Plan International works at the grassroots level on a global scale, with an annual budget of $900 million and a network of more than 600,000 trained community volunteers.

With the communities’ agenda at the forefront, we work steadily over 10 to 15 years to build people’s technical capacity and leadership skills, so they can play a central and sustainable role in their own progress. We mobilize people to give voice to their common agenda, and we also partner with local civil society as advocates and service providers.

The citizens and nongovernmental organizations advocate and convince their governments to respond, while we help increase the capacity of government staff to provide the requested services. Due to this partnership model, local and national governments regularly adopt our programs, facilities, and staff as their own, achieving long-term sustainability.

As a result, independent evaluations have found our programs still delivering services and benefits to the communities five to nine years after we had exited the area.

At the most basic level, we are working to impart our skills, knowledge, and expertise to local actors. Our partnership guidelines lay out the five stages of the transition – a lengthy process that requires a long-term commitment to the principles and practices of local ownership and sustainability, but which yields the vital end goal of sustainable and meaningful impact.

Initially, we support local and national nongovernmental organizations to implement projects.

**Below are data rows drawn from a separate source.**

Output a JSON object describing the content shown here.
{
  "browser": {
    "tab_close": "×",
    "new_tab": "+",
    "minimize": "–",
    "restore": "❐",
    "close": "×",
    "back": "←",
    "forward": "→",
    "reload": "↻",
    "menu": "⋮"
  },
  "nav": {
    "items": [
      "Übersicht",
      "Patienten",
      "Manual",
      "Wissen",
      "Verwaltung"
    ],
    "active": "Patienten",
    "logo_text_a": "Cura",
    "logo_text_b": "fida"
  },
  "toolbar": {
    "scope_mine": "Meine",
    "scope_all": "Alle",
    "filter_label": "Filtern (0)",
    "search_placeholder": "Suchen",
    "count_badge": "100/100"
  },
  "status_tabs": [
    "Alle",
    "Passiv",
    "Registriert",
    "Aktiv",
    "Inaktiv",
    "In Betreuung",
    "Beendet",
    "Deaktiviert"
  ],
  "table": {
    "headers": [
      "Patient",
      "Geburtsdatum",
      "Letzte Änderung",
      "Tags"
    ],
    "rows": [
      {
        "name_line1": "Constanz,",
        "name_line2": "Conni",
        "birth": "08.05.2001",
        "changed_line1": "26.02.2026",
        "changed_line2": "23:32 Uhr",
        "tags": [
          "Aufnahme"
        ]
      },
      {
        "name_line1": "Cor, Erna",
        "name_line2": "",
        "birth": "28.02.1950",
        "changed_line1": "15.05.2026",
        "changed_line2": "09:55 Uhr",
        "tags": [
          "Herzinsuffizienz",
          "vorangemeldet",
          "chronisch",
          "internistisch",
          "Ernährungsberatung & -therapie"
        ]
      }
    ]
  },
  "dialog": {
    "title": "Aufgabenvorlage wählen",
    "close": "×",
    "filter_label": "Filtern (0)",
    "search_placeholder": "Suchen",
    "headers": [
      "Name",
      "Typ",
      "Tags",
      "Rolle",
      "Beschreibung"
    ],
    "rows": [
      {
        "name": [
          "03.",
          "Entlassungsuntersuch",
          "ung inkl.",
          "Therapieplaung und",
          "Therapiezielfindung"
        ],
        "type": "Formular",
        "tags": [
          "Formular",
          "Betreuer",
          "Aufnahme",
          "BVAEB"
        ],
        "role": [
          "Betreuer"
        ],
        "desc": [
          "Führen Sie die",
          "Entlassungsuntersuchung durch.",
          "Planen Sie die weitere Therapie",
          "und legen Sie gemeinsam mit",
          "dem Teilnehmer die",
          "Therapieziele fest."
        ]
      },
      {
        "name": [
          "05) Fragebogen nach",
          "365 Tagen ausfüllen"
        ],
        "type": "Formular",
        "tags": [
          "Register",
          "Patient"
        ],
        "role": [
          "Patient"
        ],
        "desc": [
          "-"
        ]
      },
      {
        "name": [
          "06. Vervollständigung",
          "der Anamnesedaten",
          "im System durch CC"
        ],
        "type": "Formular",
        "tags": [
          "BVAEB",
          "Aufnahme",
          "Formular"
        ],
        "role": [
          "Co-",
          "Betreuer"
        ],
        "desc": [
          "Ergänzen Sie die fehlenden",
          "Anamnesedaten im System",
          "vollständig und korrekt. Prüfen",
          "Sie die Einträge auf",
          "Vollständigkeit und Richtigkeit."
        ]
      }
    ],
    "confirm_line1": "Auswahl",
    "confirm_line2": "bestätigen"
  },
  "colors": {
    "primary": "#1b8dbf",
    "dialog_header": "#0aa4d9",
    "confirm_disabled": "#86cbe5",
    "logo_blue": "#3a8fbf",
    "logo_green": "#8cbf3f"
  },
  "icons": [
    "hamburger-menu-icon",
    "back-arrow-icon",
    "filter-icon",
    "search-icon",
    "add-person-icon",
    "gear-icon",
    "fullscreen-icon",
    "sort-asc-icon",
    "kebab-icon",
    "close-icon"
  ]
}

At the second stage, we work together to implement projects that include shared decision-making and accountability, plus capacity development. Next, local nongovernmental organization priorities become part of Plan’s long-term partnership strategy. In the fourth phase, program design is led by national NGOs with Plan’s support, and national NGOs are systematically consulted in Plan’s policies and strategies. In the final phase, Plan country offices in places like Colombia and India have been spun off to become independent members of local civil society in their own right.